Since 1965, when he founded the Teatro Campesino, a California theater group that grew out of the United Farmworkers’ struggle, most of Valdez’s plays can be classified as social protests. His earliest plays were agitprop pieces that championed the economic causes of Chicanos. Such plays bear the tenor of such works as Clifford Odets’s Waiting for Lefty (pr., pb. 1935). He followed these strident pieces with longer works that sought to present a fuller and deeper reality of the Chicano experience in America. In The Shrunken Head of Pancho Villa (pr. 1965, pb. 1967), Valdez depicts the conflict between two brothers, one an assimilationist and the other a pachuco. He attempts the construction of a personal Mexican mythology in Bernabé (pr. 1970, pb. 1976), and in his best-known play, Zoot Suit (pr. 1978, pb. 1992), he renders vital and visible the Chicano subculture. Each of Valdez’s plays stand as part of a larger historical project in which the playwright seeks to force upon the American consciousness an awareness of the Chicano experience and in so doing to write an American history that is more “real.”

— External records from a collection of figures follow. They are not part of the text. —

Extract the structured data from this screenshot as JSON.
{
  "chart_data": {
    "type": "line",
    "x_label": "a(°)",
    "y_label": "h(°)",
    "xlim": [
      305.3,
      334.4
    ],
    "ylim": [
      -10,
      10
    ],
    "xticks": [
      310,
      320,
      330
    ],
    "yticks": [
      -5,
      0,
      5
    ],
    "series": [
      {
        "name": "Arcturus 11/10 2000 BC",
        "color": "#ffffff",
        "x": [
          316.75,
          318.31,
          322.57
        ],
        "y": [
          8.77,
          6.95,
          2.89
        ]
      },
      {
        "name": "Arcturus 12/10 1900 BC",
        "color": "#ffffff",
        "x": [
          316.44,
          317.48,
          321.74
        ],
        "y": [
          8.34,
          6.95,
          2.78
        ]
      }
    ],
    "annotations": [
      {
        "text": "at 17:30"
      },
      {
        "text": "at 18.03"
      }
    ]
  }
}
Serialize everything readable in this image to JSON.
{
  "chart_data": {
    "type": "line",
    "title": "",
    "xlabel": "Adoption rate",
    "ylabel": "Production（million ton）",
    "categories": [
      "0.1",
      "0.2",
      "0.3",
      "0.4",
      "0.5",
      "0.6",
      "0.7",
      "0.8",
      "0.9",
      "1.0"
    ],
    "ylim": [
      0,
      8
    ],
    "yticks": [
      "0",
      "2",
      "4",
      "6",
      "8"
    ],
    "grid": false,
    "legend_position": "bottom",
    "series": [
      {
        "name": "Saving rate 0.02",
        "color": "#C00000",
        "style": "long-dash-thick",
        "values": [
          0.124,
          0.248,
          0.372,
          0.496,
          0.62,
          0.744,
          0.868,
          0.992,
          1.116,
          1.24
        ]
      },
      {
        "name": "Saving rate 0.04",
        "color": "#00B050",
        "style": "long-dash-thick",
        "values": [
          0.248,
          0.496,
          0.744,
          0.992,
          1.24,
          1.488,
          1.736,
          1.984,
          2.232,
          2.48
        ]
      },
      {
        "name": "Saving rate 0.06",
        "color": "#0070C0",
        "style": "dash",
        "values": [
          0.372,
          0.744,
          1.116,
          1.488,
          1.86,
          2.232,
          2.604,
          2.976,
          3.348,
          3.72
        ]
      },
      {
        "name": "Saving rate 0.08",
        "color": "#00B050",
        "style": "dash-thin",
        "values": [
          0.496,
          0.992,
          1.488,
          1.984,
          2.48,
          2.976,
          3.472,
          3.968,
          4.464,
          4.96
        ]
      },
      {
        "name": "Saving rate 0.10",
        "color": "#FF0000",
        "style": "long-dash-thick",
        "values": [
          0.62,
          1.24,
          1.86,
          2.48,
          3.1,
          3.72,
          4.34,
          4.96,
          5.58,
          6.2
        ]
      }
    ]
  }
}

“I Don’t Have to Show You No Stinking Badges!” is also an ahistorical work that presents another cause of the historical invisibility and marginality of Chicanos: a televisionized American culture that acts as a maw into which all ethnic identity falls. Members of the Villa family are cut off from their ancestral heritage, and more than this, they have cut themselves off from their past by their tacit acceptance of Hollywood’s images of them. Thus, the play becomes a complement to Valdez’s historical project. Whereas before he sought to inscribe history in his plays, here he has advanced to a causal analysis of why such history has never been written. This play shows that the writing of history is first and foremost a personal responsibility, which the “New Americans” in the Villa family are yet incapable of discharging.